Each ChunkItem (represented by ChunkItem class) has a reference to the next ChunkItem in the list. The list consists of its head - which stores the contents of the first source element that belongs with this chunk, and its tail - which is an end of the list. The tail is repositioned each time a new ChunkItem is added. The tail of the linked list is set to null in the CopyNextChunkElement method if the key of the next element doesn't match the current chunk's key, or there are no more elements in the source.
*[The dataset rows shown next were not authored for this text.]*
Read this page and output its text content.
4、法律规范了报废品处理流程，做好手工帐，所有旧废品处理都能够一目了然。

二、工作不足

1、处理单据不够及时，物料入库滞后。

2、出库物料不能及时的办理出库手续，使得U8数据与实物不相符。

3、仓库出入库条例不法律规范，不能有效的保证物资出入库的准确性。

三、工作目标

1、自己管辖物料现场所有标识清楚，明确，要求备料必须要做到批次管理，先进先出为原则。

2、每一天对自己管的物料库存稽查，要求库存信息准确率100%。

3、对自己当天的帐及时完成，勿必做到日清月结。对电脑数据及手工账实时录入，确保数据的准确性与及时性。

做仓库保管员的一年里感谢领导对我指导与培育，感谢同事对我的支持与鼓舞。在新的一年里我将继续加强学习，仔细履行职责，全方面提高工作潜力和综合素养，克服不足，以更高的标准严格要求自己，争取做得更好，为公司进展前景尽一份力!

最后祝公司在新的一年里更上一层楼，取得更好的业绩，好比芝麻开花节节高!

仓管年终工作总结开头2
The CopyNextChunkElement method of the Chunk class adds one ChunkItem to the current group of items. It tries to advance the iterator on the source sequence. If the MoveNext() method returns false the iteration is at the end, and isLastSourceElement is set to true.

The CopyAllChunkElements method is called after the end of the last chunk was reached. It checks whether there are more elements in the source sequence. If there are, it returns true if the enumerator for this chunk was exhausted. In this method, when the private DoneCopyingChunk field is checked for true, if isLastSourceElement is false, it signals to the outer iterator to continue iterating.

The inner foreach loop invokes the GetEnumerator method of the Chunk class. This method stays one element ahead of the client requests. It adds the next element of the chunk only after the client requests the previous last element in the list.